Friday, February 8, 2013

Life of Pi (2012): Mormon Movie Review

   One thing about reviewing all of the Best Picture Nominations is that I am seeing films I would have never seen otherwise.  In the case of Beasts of the Southern Wild it was unfortunate.  In the case of Life of Pi (now available on Amazon) it is most fortunate!  Forcing yourself to see movies not usually in your viewing habits is a great way to expand your horizons and get new insights into the human experience.  I was speaking to a friend of another faith who said that seeing Life of Pi was a Spiritual experience for her, so I knew it had to be the next movie we review for you.

 Based on the best-selling novel by Yann Martel, is a magical adventure story centering on Pi Patel, the precocious son of a zoo keeper. After growing up in the French colony Pondicherry, India, the family decides to move to Canada, hitching a ride on a huge freighter. After a shipwreck, Pi finds himself adrift in the Pacific Ocean on a 26-foot lifeboat with a zebra, a hyena, an orangutan and a 450-pound Bengal tiger named Richard Parker, all fighting for survival.

   The hallmark feature of Life of Pi is the imagery.  While Pi is at sea he experiences all sorts of natural phenomena.  From fierce storms to reflective glass seas each scene seems to take on a separate setting.   

   One would think that spending 90 minutes watching someone at sea would start to get old.  The Life of "Pi Chart" above does a great job letting you know how the time is divided.  I will never forget that tiger's name because he probably says "Richard Parker" a hundred times.  But these things don't really get stale.  Because Richard Parker has claimed the main lifeboat as his, Pi must fashion himself a raft from supplies he is able to sneak out of the boat.  Pi learns all sorts of tricky ways to use the supplies from a survival manual in the boat.  These are all really interesting to watch.  He is like an Indian MacGuyver!

    Early on in the film he learn that Pi has been spending his youth trying to know God.  He was born Hindu from his mother, and gains reason and logic from his father.  Through his childhood he also joins the Christian and Muslim faiths.  His family him about this.  His father says there is no difference from believing everything and believing nothing.  I think there is some truth in that, although I am sure the author did not intent that.  Although I do see there are parts of truth and good in all faiths.  I was always intrigued by the fact that just about every ancient civilization has a story of the earth being flooded. Greek, Hindu, Judeo-Christian, Islamic cultures all have a great flood in their histories.  (Which is also how I prove my Dragons are real theory, but that is for another day) Only one Flood story is true and accurate.  As well, only one faith is God's plan for us.  During Pi's time as seas he explores his relationship with God, but it is not as poignant as I was expecting.
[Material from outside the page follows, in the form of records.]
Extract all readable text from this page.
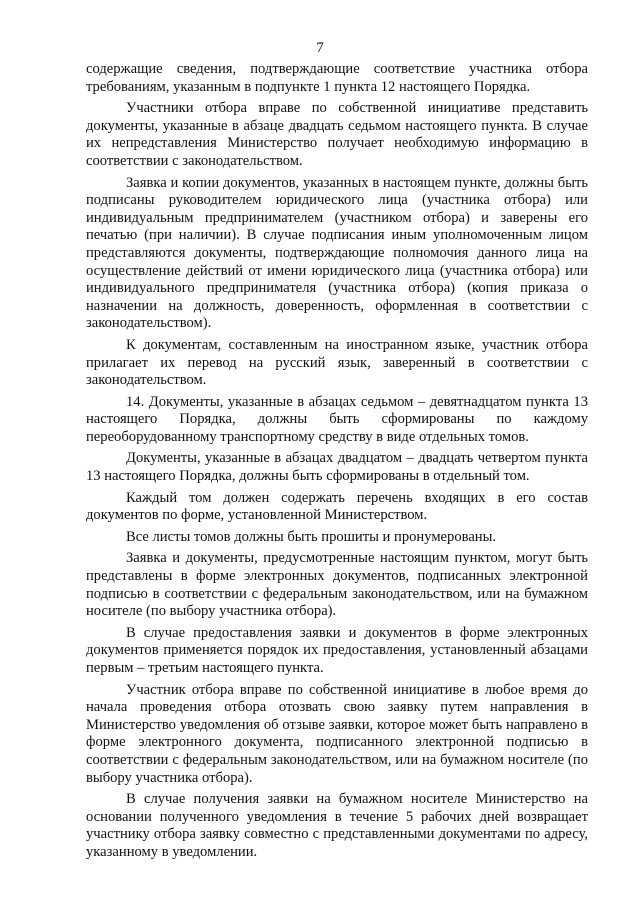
7

содержащие сведения, подтверждающие соответствие участника отбора требованиям, указанным в подпункте 1 пункта 12 настоящего Порядка.

Участники отбора вправе по собственной инициативе представить документы, указанные в абзаце двадцать седьмом настоящего пункта. В случае их непредставления Министерство получает необходимую информацию в соответствии с законодательством.

Заявка и копии документов, указанных в настоящем пункте, должны быть подписаны руководителем юридического лица (участника отбора) или индивидуальным предпринимателем (участником отбора) и заверены его печатью (при наличии). В случае подписания иным уполномоченным лицом представляются документы, подтверждающие полномочия данного лица на осуществление действий от имени юридического лица (участника отбора) или индивидуального предпринимателя (участника отбора) (копия приказа о назначении на должность, доверенность, оформленная в соответствии с законодательством).

К документам, составленным на иностранном языке, участник отбора прилагает их перевод на русский язык, заверенный в соответствии с законодательством.

14. Документы, указанные в абзацах седьмом – девятнадцатом пункта 13 настоящего Порядка, должны быть сформированы по каждому переоборудованному транспортному средству в виде отдельных томов.

Документы, указанные в абзацах двадцатом – двадцать четвертом пункта 13 настоящего Порядка, должны быть сформированы в отдельный том.

Каждый том должен содержать перечень входящих в его состав документов по форме, установленной Министерством.

Все листы томов должны быть прошиты и пронумерованы.

Заявка и документы, предусмотренные настоящим пунктом, могут быть представлены в форме электронных документов, подписанных электронной подписью в соответствии с федеральным законодательством, или на бумажном носителе (по выбору участника отбора).

В случае предоставления заявки и документов в форме электронных документов применяется порядок их предоставления, установленный абзацами первым – третьим настоящего пункта.

Участник отбора вправе по собственной инициативе в любое время до начала проведения отбора отозвать свою заявку путем направления в Министерство уведомления об отзыве заявки, которое может быть направлено в форме электронного документа, подписанного электронной подписью в соответствии с федеральным законодательством, или на бумажном носителе (по выбору участника отбора).

В случае получения заявки на бумажном носителе Министерство на основании полученного уведомления в течение 5 рабочих дней возвращает участнику отбора заявку совместно с представленными документами по адресу, указанному в уведомлении.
   M. Night Shyamalan must have been a creative consultant on this story because the end of the film has a real twist and make you rethink the movie you just experienced.  It is two days later and I am still thinking about it!  Feel free to post your thoughts on that below, but make sure you warn before posting spoilers.

   It is refreshing to have a family friendly film in the line up for Best Picture.  Some scenes of animal fighting might be a little intense for very young audiences, you could take just about anyone to see Life of Pi and feel unashamed.   

This post is sponsored by If want to add a great family friendly movie to your DVD library, get your copy at Amazon today! If you already have it; here are some other ways you can help support us and keep the reviews coming!


  1. I thought the movie was very poignant in its exploration of God/faith. The book even more so. What were you expecting? What was your take on the island?

  2. Spoilers in this Post!
    I guess I felt like his journey of faith was a little unresolved once he got out into the water. It was very interesting and I liked that part of the story. Perhaps that is something I just didn't pick up on. That is the great part about books. You can clearly sate a characters thoughts and motivations while on film it is often implied, but not always inferred.

    I like very direct allegory. I was really impressed with what the story elements represent. I was confused with the island. The island itself seems to be a consumer. I think it may embody Pi's temptation or even redemption from the act of cannibalism. I think redemption because although Pi does not consume the bodies of the hyena, zebra, or ape, Richard Parker does who I am assuming represents Pi's more carnal instincts.